The Great Wall of Exiji

It took place one day that a retired spacefarer named Quinton Lipx found himself relating tales of past adventures to an audience of young cadets. Having lived a long life he was full of these tales, and they, living for a comparatively short time, were thirsty for the taste of experience.

“Now tell us another,” they would beg as soon as he had finished one.

“Aye, maybe just one more,” he would say and spin the next. This he did obligingly, and with great pleasure and enthusiasm, until the sun dipped below the horizon and the blazing afternoon had burned away to the charcoal of evening, in whose paling light he said, “But it is late now, and you boys should hurry home to prepare for tomorrow’s lessons.”

“But, Captain Lipx, your stories are better than any lesson!”

With a grumble on his lips, but a smile in his heart, the old spacefarer looked out at the boys’ expectant faces and said, “But this shall certainly be the last.” He began: “Once, when I was a young officer on a grand imperial vessel called the K—, we came across a most peculiar planet. It was called Exiji and…

It appeared to be covered entirely by a single inorganic structure, a kind of man-made crust, so that the planet’s true surface was visible neither to the eye nor to the vessel’s scanners. From this most bizarre planet was emanating a distress signal, and the vessel, being an imperial vessel, and the empire being a great empire, responded.

Upon doing so the crew discovered a single living human on the planet, a sole survivor who recited the following history:

On Exiji there were once two opposing nations, the honourable nation to which belonged the survivor, and their barbarous and savage enemies. The nations were in a prolonged state of war, and it was decided by the leaders of the honourable nation to build a wall separating themselves from the savages. However, rather than build the entire wall themselves, the leaders instructed the builders to use a new self-replicating technology that would allow them to construct only sections of the wall, and the spaces between: the wall would itself fill in by self-replicating. The advantages were speed and efficiency. The risk was the untested state of the technology. As it transpired, the technology proved effective in filling the spaces and completing the construction of an imposing, impenetrable wall around the entirety of the planet. But once that goal had been completed, the self-replication did not cease, and having no more space in which to expand around the planet, the wall began to expand outwardly, so that what was at first a wall fifty feet across became a wall one hundred feet across, then one thousand, one hundred thousand…

Because the honourable nation could find no way to stop or restrict the wall’s growth, the wall expanded until it had enshrouded the whole of the planet, herding and destroying both the honourable nation and the savages in the process.

“What happened to the planet?” one of the cadets asked.

“And to the survivor?” asked another.

“The survivor lived for another thirty years before dying of old age,” answered Quinton Lipx. “As for the planet, instead of answering your question, I shall pose one of my own: What lesson do you derive from the fate of Exiji?”

The cadets began whispering amongst themselves.
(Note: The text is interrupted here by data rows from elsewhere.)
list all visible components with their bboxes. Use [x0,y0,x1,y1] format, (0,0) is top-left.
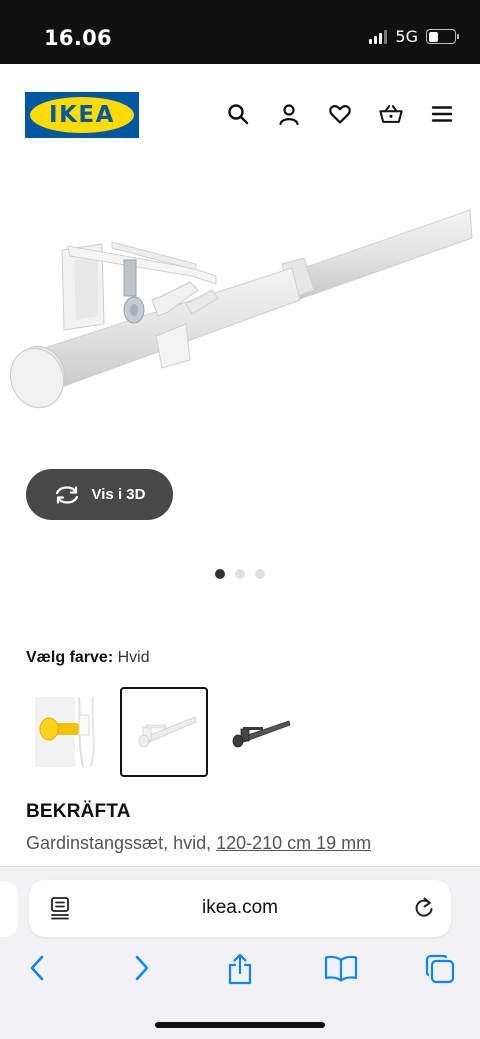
bookmarks-icon[interactable] [324,953,358,983]
product-description-text: Gardinstangssæt, hvid, [26,833,212,853]
swatch-yellow[interactable] [26,687,114,777]
swatch-white[interactable] [120,687,208,777]
status-time: 16.06 [44,26,112,50]
browser-chrome: ikea.com [0,866,480,1039]
search-icon[interactable] [226,102,250,126]
tabs-icon[interactable] [424,953,456,985]
swatch-white-image [138,716,197,748]
rotate-3d-icon [55,485,78,504]
carousel-dots [215,569,265,579]
ikea-logo[interactable]: IKEA [25,92,139,138]
address-bar[interactable]: ikea.com [29,880,451,937]
logo-text: IKEA [49,102,115,128]
network-type: 5G [395,27,418,46]
status-indicators: 5G [369,27,459,46]
color-value: Hvid [117,649,150,666]
color-swatches [26,687,302,777]
menu-icon[interactable] [430,102,454,126]
home-indicator[interactable] [155,1022,325,1028]
product-size-link[interactable]: 120-210 cm 19 mm [216,833,371,853]
browser-toolbar [0,953,480,987]
signal-icon [369,29,388,44]
swatch-yellow-image [35,697,105,767]
heart-icon[interactable] [328,102,352,126]
carousel-dot[interactable] [215,569,225,579]
battery-icon [426,29,459,44]
header-actions [226,102,454,126]
product-name: BEKRÄFTA [26,801,131,822]
back-icon[interactable] [27,953,49,983]
basket-icon[interactable] [379,102,403,126]
view-3d-label: Vis i 3D [91,486,146,503]
forward-icon[interactable] [130,953,152,983]
product-description: Gardinstangssæt, hvid, 120-210 cm 19 mm [26,833,371,854]
user-icon[interactable] [277,102,301,126]
swatch-black-image [232,720,291,748]
reload-icon[interactable] [413,896,435,920]
product-image[interactable] [0,164,480,454]
view-3d-button[interactable]: Vis i 3D [26,469,173,520]
url-text: ikea.com [201,897,279,918]
color-selector-label: Vælg farve: Hvid [26,649,150,667]
carousel-dot[interactable] [235,569,245,579]
carousel-dot[interactable] [255,569,265,579]
color-label: Vælg farve: [26,649,114,666]
status-bar: 16.06 5G [0,0,480,64]
site-header: IKEA [0,64,480,164]
previous-tab-peek[interactable] [0,881,18,937]
swatch-black[interactable] [214,687,302,777]
share-icon[interactable] [226,953,254,985]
Finally one spoke up. “I would say the observation is that in their desire to keep the savages from their territory, the honourable nation unleashed a force it could not contain. The lesson is that the honourable nation erred by continuing, even escalating, the conflict by the construction of the wall. They should have sought peace and cooperation for the benefit of both nations. Moreover, who is to say that the honourable nation was honourable and the savages truly savage. That is the perspective of the survivor, who was not an impartial observer. It is very possible that to the so-called savages it was the so-called honourable nation that was brutish. The very idea of borders—”

“Thank you,” said Quinton Lipx. “Anyone else?”
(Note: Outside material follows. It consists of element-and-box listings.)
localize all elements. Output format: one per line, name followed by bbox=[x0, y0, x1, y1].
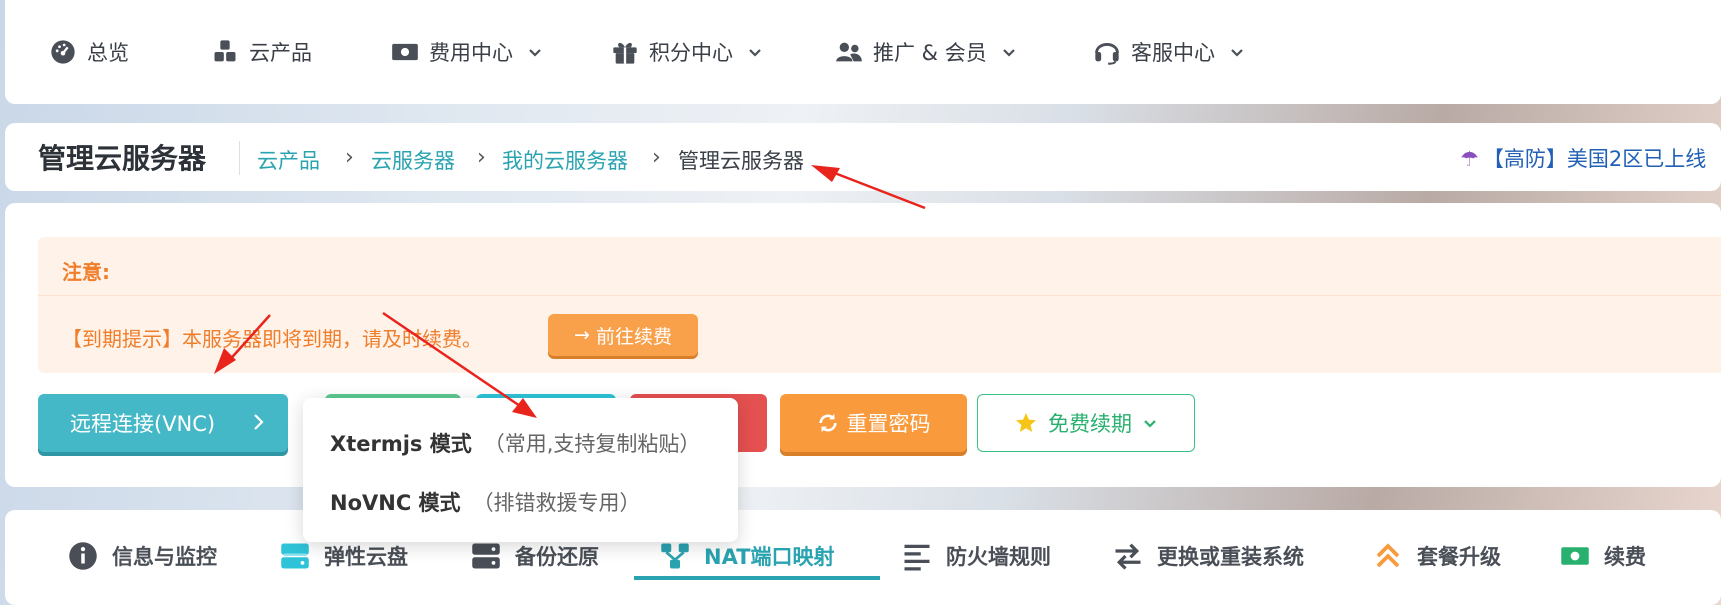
network-icon bbox=[661, 543, 689, 569]
hdd-icon bbox=[281, 543, 309, 569]
tab-elastic-disk[interactable]: 弹性云盘 bbox=[280, 536, 408, 576]
server-icon bbox=[472, 543, 500, 569]
nav-item-points[interactable]: 积分中心 bbox=[611, 36, 763, 68]
tab-label: 更换或重装系统 bbox=[1157, 545, 1304, 569]
umbrella-icon: ☂ bbox=[1460, 147, 1479, 171]
nav-label: 总览 bbox=[87, 41, 129, 65]
divider bbox=[239, 141, 240, 175]
page-title: 管理云服务器 bbox=[38, 142, 207, 175]
breadcrumb-bar: 管理云服务器 云产品 › 云服务器 › 我的云服务器 › 管理云服务器 ☂ 【高防… bbox=[5, 123, 1721, 191]
nav-label: 推广 & 会员 bbox=[873, 41, 987, 65]
top-navigation: 总览 云产品 费用中心 积分中心 推广 & 会员 客服中心 bbox=[5, 0, 1721, 104]
mode-hint: （常用,支持复制粘贴） bbox=[483, 432, 701, 456]
tab-label: 备份还原 bbox=[515, 545, 599, 569]
vnc-mode-dropdown: Xtermjs 模式 （常用,支持复制粘贴） NoVNC 模式 （排错救援专用） bbox=[303, 398, 738, 542]
chevron-down-icon bbox=[1144, 420, 1156, 428]
tab-label: 防火墙规则 bbox=[946, 545, 1051, 569]
users-icon bbox=[836, 42, 862, 62]
go-renew-button[interactable]: → 前往续费 bbox=[548, 314, 698, 356]
notice-title: 注意: bbox=[62, 260, 110, 284]
free-renewal-button[interactable]: 免费续期 bbox=[977, 394, 1195, 452]
nav-item-billing[interactable]: 费用中心 bbox=[391, 36, 543, 68]
nav-item-support[interactable]: 客服中心 bbox=[1093, 36, 1245, 68]
free-label: 免费续期 bbox=[1048, 412, 1132, 436]
tab-reinstall-system[interactable]: 更换或重装系统 bbox=[1113, 536, 1304, 576]
announcement-ticker[interactable]: ☂ 【高防】美国2区已上线 bbox=[1460, 143, 1706, 173]
tab-label: NAT端口映射 bbox=[704, 545, 835, 569]
star-icon bbox=[1016, 413, 1036, 432]
breadcrumb-link-cloud-servers[interactable]: 云服务器 bbox=[371, 145, 455, 175]
chevron-down-icon bbox=[1002, 49, 1015, 57]
tab-firewall-rules[interactable]: 防火墙规则 bbox=[902, 536, 1051, 576]
server-control-panel: 注意: 【到期提示】本服务器即将到期，请及时续费。 → 前往续费 远程连接(VN… bbox=[5, 203, 1721, 487]
active-tab-indicator bbox=[634, 576, 880, 580]
dashboard-icon bbox=[51, 40, 75, 64]
mode-name: Xtermjs 模式 bbox=[330, 432, 472, 456]
gift-icon bbox=[613, 42, 637, 64]
money-bill-icon bbox=[1561, 547, 1589, 565]
expiry-notice: 注意: 【到期提示】本服务器即将到期，请及时续费。 → 前往续费 bbox=[38, 237, 1721, 373]
nav-item-overview[interactable]: 总览 bbox=[49, 36, 129, 68]
vnc-label: 远程连接(VNC) bbox=[70, 412, 216, 436]
chevron-down-icon bbox=[529, 49, 541, 57]
double-chevron-up-icon bbox=[1376, 543, 1400, 568]
nav-label: 积分中心 bbox=[649, 41, 733, 65]
breadcrumb-separator: › bbox=[477, 145, 486, 170]
announcement-text: 【高防】美国2区已上线 bbox=[1482, 147, 1707, 171]
tab-label: 套餐升级 bbox=[1417, 545, 1501, 569]
nav-label: 云产品 bbox=[249, 41, 312, 65]
sync-icon bbox=[818, 413, 837, 433]
remote-connect-vnc-button[interactable]: 远程连接(VNC) bbox=[38, 394, 288, 452]
mode-name: NoVNC 模式 bbox=[330, 491, 461, 515]
server-tabs: 信息与监控 弹性云盘 备份还原 NAT端口映射 防火墙规则 更换或重装系统 套餐… bbox=[5, 510, 1721, 605]
info-icon bbox=[69, 542, 97, 570]
nav-label: 费用中心 bbox=[429, 41, 513, 65]
notice-message: 【到期提示】本服务器即将到期，请及时续费。 bbox=[62, 327, 482, 351]
exchange-icon bbox=[1115, 543, 1141, 570]
breadcrumb-link-my-servers[interactable]: 我的云服务器 bbox=[502, 145, 628, 175]
money-bill-icon bbox=[392, 43, 418, 61]
dropdown-item-xtermjs[interactable]: Xtermjs 模式 （常用,支持复制粘贴） bbox=[330, 428, 700, 458]
go-renew-label: 前往续费 bbox=[595, 325, 672, 348]
reset-password-button[interactable]: 重置密码 bbox=[780, 394, 967, 452]
breadcrumb-current: 管理云服务器 bbox=[678, 149, 804, 173]
align-left-icon bbox=[904, 544, 930, 571]
cubes-icon bbox=[214, 40, 236, 62]
tab-plan-upgrade[interactable]: 套餐升级 bbox=[1373, 536, 1501, 576]
chevron-right-icon bbox=[254, 414, 264, 430]
breadcrumb-separator: › bbox=[652, 145, 661, 170]
tab-label: 信息与监控 bbox=[112, 545, 217, 569]
nav-label: 客服中心 bbox=[1131, 41, 1215, 65]
headset-icon bbox=[1095, 43, 1119, 65]
nav-item-promotion[interactable]: 推广 & 会员 bbox=[835, 36, 1017, 68]
tab-renew[interactable]: 续费 bbox=[1560, 536, 1646, 576]
chevron-down-icon bbox=[1231, 49, 1243, 57]
nav-item-cloud-products[interactable]: 云产品 bbox=[211, 36, 312, 68]
mode-hint: （排错救援专用） bbox=[472, 491, 641, 515]
arrow-right-icon: → bbox=[574, 324, 590, 346]
tab-label: 弹性云盘 bbox=[324, 545, 408, 569]
breadcrumb-link-cloud-products[interactable]: 云产品 bbox=[257, 145, 320, 175]
tab-backup-restore[interactable]: 备份还原 bbox=[471, 536, 599, 576]
dropdown-item-novnc[interactable]: NoVNC 模式 （排错救援专用） bbox=[330, 487, 641, 517]
notice-divider bbox=[38, 295, 1721, 296]
breadcrumb-separator: › bbox=[345, 145, 354, 170]
reset-label: 重置密码 bbox=[846, 412, 931, 436]
tab-info-monitor[interactable]: 信息与监控 bbox=[68, 536, 217, 576]
tab-label: 续费 bbox=[1604, 545, 1646, 569]
chevron-down-icon bbox=[749, 49, 761, 57]
tab-nat-port-mapping[interactable]: NAT端口映射 bbox=[660, 536, 835, 576]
“To me, the lesson is about the need for caution, especially when using untested technologies,” said another cadet. “The honourable nation rushed an unready technology into action and ended up paying a catastrophic price.”

“Perhaps a third volunteer?”

“Yes,” said a dark haired cadet seated near the back of the room.

“Go ahead,” said Quinton Lipx.

“There is only one lesson to be learned from the fate of the planet Exiji. There exists no such thing as shared stability. The honourable nation’s decision to build a wall was a mistake. Anything the honourable nation would have done, save total extermination of the savages, would have been a mistake. Safety is the elimination of the enemy, militarily, culturally and biologically. There is, however, a supreme victor in the survivor’s story, a hero of Exijian history, and that is the wall. The wall brought peace to Exiji. The wall, which no one has described in the worthless moral language of either honour or savagery, acted with the pure expression of its will. We too must be like the wall. We too must dominate.”

—from A Portrait of the Autarch as a Young Man, p 76, as quoted in The Wisdoms of the Autarch (Second Scholastic Edition), p 155.